When the time comes to load the data, you will want to know that it made it into the final table too. Like the control table, we will have control fields added onto each staging table. The fields I start with are:

  • The job ID that attempted to load the row into the target table.
  • The datetime the row is inserted into target table.
  • The final status code of whether there is a success, exception, or did not get to process.

During your load, you will:

  1. Update the job ID field for the row or batch of rows you are processing. This alone will be useful for triage.
  2. Ingest the data to the target table.
    1. When there is no issue, update that batch with a success flag along with the datetime.
    2. When there is a handled exception that prevents the load from completing, then capture the error number into the row that caused the issue. You can continue forward at this point.
    3. Otherwise (i.e. unhandled exception), your program halts and this is where an abend can happen. If you took a layered approach, you can exit gracefully by capturing the exception into the control table. To combat getting lost in the woods, you should be capturing the stdio anyway, so you will have that to fall back upon.

Reading our example, the job is moving along nicely, and data is being loaded as you can tell by the LoadStatusCode being 1 (for success). Then, you can see there is an issue with a record and the job captures the -10001 status code. Since it is being handled, it moves to the next record and processes as expected till the final record comes in and it is an unhandled exception. The job abends and you are left with a record without a status code but with a job ID! You can use that to at least identify the row in the job ID and then combine that with stdio to get the picture of what went wrong.

You can now fix that piece of data (or code) then restart at the exact point of failure. The job has the components to skip over successfully loaded rows and go after the ones that failed. Once the row is loaded, you can update that row to success and keep moving forward!

A question for you to think of: why put the load metadata into staging? What would happen by putting this information into the target tables? Certainly, you could put the load datetime into the target table but if the job fails and a row is not inserted into the target table, what to do? Do you now start putting error rows with null/default values into the target table you are running reports? The answer is up to your business, but I avoid doing that as many want the target to be in a pristine, reporting ready condition (example: don’t do a statistical average on data that contains defaults then expect your audience to understand).

Back to the staging part

With the concept of loading complete, we go back to that question of your source being able to have those control fields or not. If you can get those addition fields added to the source, great, just follow along the same process of capturing the job ID and status/exceptions. If not, what can be done?
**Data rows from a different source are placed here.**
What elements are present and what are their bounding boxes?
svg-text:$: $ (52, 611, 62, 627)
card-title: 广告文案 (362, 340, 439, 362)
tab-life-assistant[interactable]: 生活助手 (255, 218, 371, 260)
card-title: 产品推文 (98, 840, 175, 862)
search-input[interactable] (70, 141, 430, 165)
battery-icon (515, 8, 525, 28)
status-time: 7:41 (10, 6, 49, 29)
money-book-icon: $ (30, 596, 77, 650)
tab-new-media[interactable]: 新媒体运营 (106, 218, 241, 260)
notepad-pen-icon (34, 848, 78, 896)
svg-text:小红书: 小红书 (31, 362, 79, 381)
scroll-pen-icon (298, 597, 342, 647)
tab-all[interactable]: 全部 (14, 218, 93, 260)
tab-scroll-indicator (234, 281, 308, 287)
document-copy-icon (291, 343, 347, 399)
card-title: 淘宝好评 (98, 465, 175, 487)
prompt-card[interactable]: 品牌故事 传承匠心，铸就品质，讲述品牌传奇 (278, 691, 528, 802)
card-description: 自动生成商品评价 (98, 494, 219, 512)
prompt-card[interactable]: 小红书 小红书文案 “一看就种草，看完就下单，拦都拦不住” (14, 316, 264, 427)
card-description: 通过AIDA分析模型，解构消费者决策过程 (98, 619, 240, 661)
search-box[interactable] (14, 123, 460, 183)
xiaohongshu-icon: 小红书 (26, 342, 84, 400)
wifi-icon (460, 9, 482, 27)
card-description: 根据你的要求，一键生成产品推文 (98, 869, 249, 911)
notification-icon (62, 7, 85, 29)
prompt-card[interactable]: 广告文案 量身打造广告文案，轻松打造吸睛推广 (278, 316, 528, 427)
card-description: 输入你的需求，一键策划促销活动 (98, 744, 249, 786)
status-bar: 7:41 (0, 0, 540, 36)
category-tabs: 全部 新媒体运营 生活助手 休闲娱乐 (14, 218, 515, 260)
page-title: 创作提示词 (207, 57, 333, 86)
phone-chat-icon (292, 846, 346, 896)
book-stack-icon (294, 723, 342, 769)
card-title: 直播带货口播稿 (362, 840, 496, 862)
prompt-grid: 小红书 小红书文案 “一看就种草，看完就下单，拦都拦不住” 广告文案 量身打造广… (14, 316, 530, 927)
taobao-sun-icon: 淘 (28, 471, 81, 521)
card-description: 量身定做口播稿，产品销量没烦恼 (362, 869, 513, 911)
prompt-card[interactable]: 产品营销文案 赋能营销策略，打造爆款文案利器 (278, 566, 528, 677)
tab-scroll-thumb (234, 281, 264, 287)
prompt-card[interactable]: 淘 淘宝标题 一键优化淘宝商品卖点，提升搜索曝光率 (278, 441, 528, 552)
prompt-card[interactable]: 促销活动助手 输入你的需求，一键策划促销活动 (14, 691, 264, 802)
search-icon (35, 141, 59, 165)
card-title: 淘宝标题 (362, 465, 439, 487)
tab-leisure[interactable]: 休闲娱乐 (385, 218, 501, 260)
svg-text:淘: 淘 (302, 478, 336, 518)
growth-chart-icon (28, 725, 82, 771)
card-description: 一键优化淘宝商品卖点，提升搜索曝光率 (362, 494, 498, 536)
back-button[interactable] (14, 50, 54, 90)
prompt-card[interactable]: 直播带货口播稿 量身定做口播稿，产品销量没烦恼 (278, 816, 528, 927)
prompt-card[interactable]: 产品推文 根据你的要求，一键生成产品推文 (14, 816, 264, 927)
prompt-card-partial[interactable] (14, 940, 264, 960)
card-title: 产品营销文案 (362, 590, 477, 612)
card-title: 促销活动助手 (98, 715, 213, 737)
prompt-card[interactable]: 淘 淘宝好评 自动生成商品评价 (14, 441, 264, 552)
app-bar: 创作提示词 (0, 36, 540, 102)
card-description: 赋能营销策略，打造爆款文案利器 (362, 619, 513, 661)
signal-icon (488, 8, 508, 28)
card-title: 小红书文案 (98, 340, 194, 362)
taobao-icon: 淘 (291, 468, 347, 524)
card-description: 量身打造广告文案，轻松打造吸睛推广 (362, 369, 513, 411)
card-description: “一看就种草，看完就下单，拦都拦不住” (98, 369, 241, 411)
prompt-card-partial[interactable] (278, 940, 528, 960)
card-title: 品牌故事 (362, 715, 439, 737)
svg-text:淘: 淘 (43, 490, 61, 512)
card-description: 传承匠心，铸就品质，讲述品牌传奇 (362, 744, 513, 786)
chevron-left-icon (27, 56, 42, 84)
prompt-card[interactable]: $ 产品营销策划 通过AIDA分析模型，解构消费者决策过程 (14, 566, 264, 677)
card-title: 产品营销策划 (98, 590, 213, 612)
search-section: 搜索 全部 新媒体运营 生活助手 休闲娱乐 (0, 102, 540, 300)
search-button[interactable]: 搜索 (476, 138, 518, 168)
At the very least, you have that control table to utilize. That has a status code field to it which can be used with stdio to give triage a general approach. It will not be able to be re-startable at the row level unfortunately, but you can build it to handle the feed individually (1 job per source feed rather than 1 big job extracting and staging all at once). Fix the feed, then restart at the point of failure.

If you really want that row level auditing, you might build an intermediate table of keys from the source along with the control fields. You would load the keys into the intermediate table first then stage the data, capturing the control information the whole way. Just a warning, this is probably over-engineering the solution.

Final

What is presented is a mere concept of controlling your ETL process in order to handle those “what if” scenarios. There is nothing worse with ETL than having a failure that does not have any information to assist during those 2am wake up calls. There is also the hardship of having to clean everything up from a failure just to re-execute to another failure.

This is not the entire universe, but take these concepts, make them your own, and implement as possible in order to save time, money, and effort. Just a little bit of upfront work will help in the long term.